Just 3 weeks after 46-year-old Singaporean Thangaraju Suppiah was hanged for the crime of conspiracy to traffick marijuana, anti-death penalty activists in Singapore have confirmed that the government is set to execute another man tomorrow, May 17, for the same crime.
In a post shared by the Transformative Justice Collective (TJC) last night, the activist group said that the family of a 37-year-old Malay Singaporean man had received an execution notice last Wednesday.
The family has asked for privacy so no personal details like his name or photo were revealed in the post.
According to the TJC, the man has been in prison for seven years after being convicted of trafficking 1.5kg of cannabis.
Trafficking 500g of cannabis or more carries the mandatory death penalty under Singapore’s harsh drug laws.
However, TJC said that an application to reopen his case has been filed on the basis that DNA and fingerprint evidence only tied him to possession of a much smaller amount of cannabis.

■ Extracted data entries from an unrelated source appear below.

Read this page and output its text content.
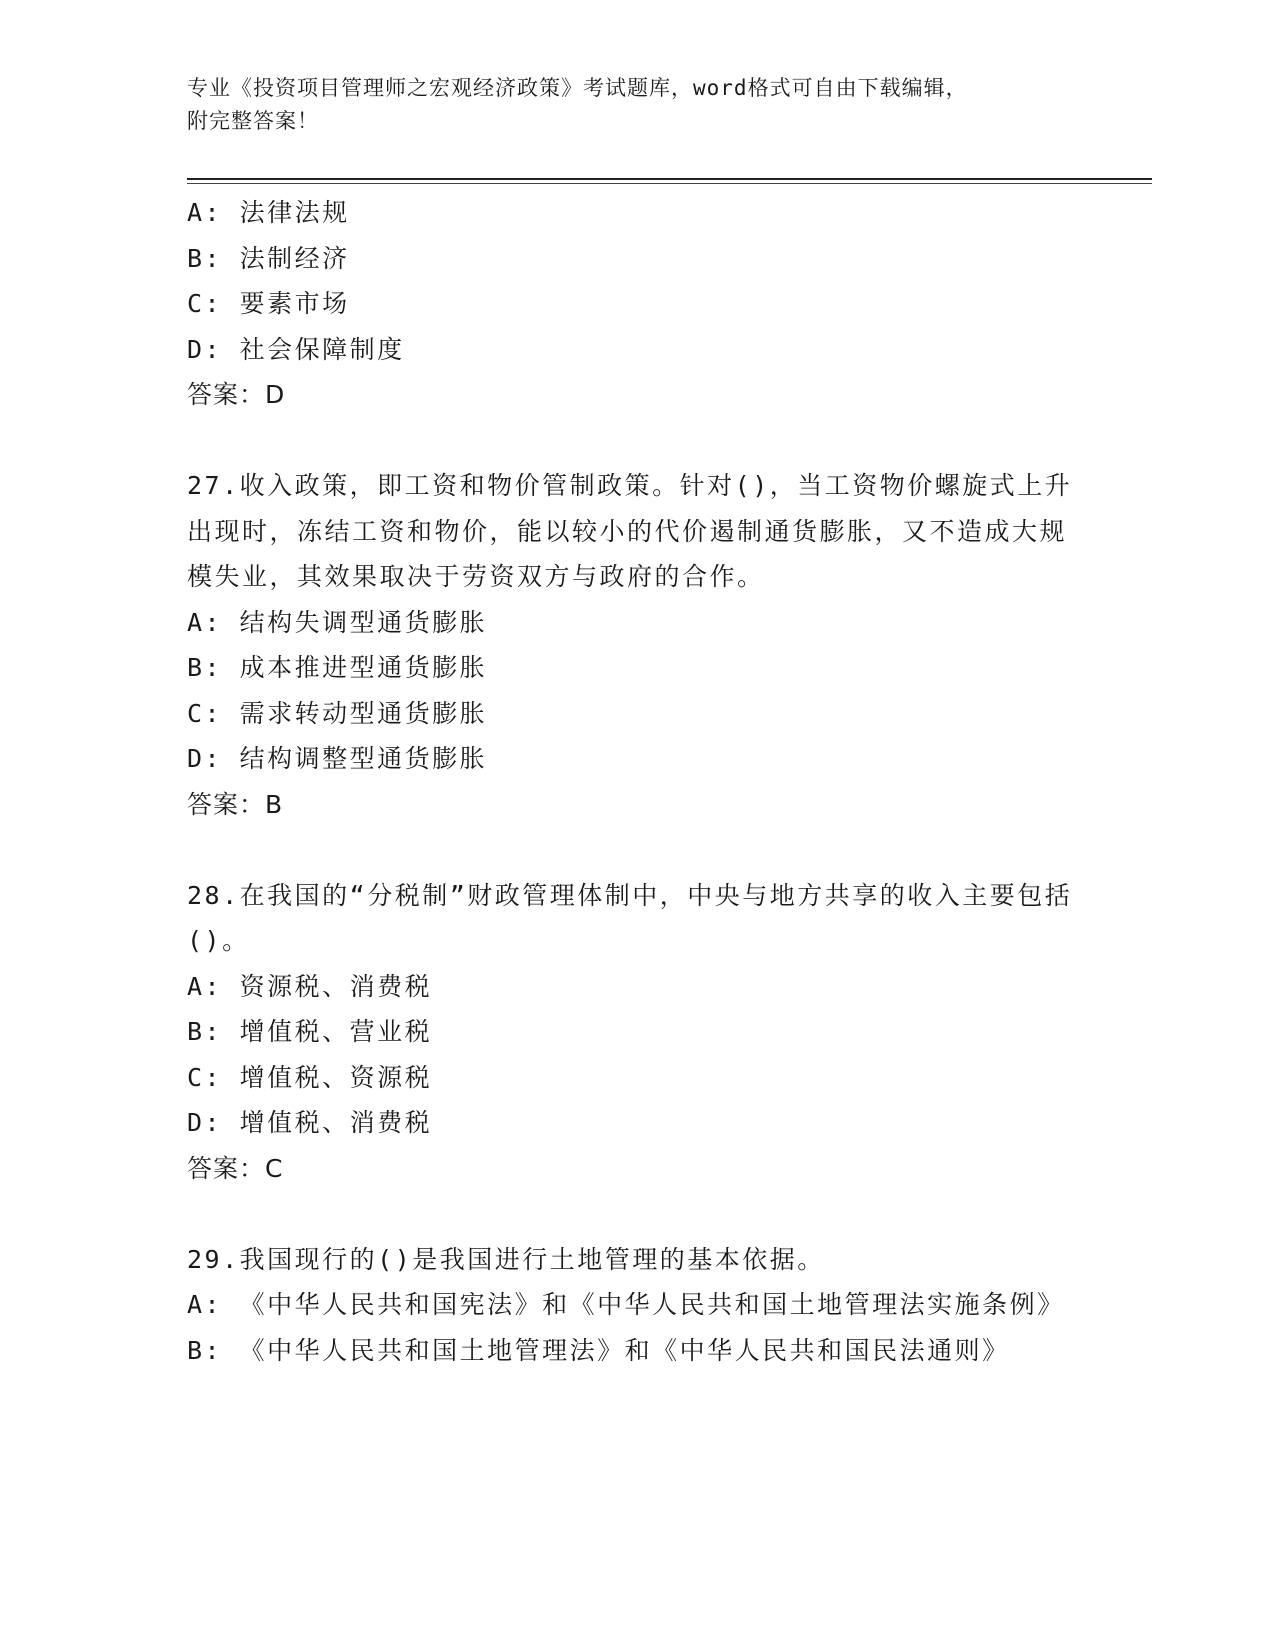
专业《投资项目管理师之宏观经济政策》考试题库，word格式可自由下载编辑，
附完整答案！
A: 法律法规
B: 法制经济
C: 要素市场
D: 社会保障制度
答案：D
27.收入政策，即工资和物价管制政策。针对()，当工资物价螺旋式上升出现时，冻结工资和物价，能以较小的代价遏制通货膨胀，又不造成大规模失业，其效果取决于劳资双方与政府的合作。
A: 结构失调型通货膨胀
B: 成本推进型通货膨胀
C: 需求转动型通货膨胀
D: 结构调整型通货膨胀
答案：B
28.在我国的“分税制”财政管理体制中，中央与地方共享的收入主要包括()。
A: 资源税、消费税
B: 增值税、营业税
C: 增值税、资源税
D: 增值税、消费税
答案：C
29.我国现行的()是我国进行土地管理的基本依据。
A: 《中华人民共和国宪法》和《中华人民共和国土地管理法实施条例》
B: 《中华人民共和国土地管理法》和《中华人民共和国民法通则》
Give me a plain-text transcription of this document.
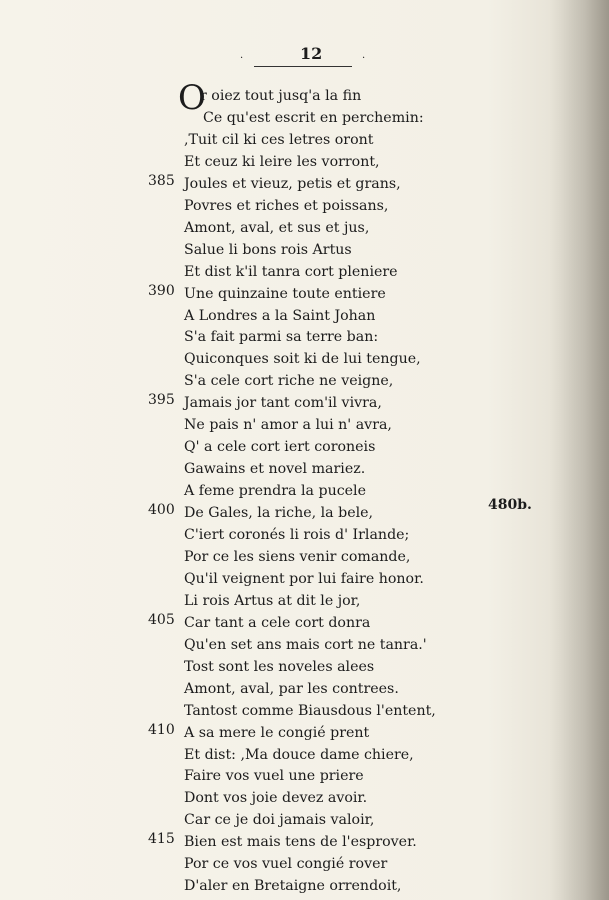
.	12	.
O
r oiez tout jusq'a la fin
Ce qu'est escrit en perchemin:
,Tuit cil ki ces letres oront
Et ceuz ki leire les vorront,
385 Joules et vieuz, petis et grans,
Povres et riches et poissans,
Amont, aval, et sus et jus,
Salue li bons rois Artus
Et dist k'il tanra cort pleniere
390 Une quinzaine toute entiere
A Londres a la Saint Johan
S'a fait parmi sa terre ban:
Quiconques soit ki de lui tengue,
S'a cele cort riche ne veigne,
395 Jamais jor tant com'il vivra,
Ne pais n' amor a lui n' avra,
Q' a cele cort iert coroneis
Gawains et novel mariez.
A feme prendra la pucele
400 De Gales, la riche, la bele,
C'iert coronés li rois d' Irlande;
Por ce les siens venir comande,
Qu'il veignent por lui faire honor.
Li rois Artus at dit le jor,
405 Car tant a cele cort donra
Qu'en set ans mais cort ne tanra.'
Tost sont les noveles alees
Amont, aval, par les contrees.
Tantost comme Biausdous l'entent,
410 A sa mere le congié prent
Et dist: ,Ma douce dame chiere,
Faire vos vuel une priere
Dont vos joie devez avoir.
Car ce je doi jamais valoir,
415 Bien est mais tens de l'esprover.
Por ce vos vuel congié rover
D'aler en Bretaigne orrendoit,
480b.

Billionaire and outspoken death penalty abolitionist Richard Branson last month wrote about the many issues surrounding Thangaraju’s “shocking” case, arguing that ‘In the coming days, Singapore may kill an innocent man”. The Ministry of Home Affairs replied by defending the execution and calling Branson “disrespectful”. Singapore continues to vehemently defend its death penalty regime even as other countries in the region move away from the use of capital punishment.
If the man’s appeal is unsuccessful, the state will proceed with the execution at dawn tomorrow.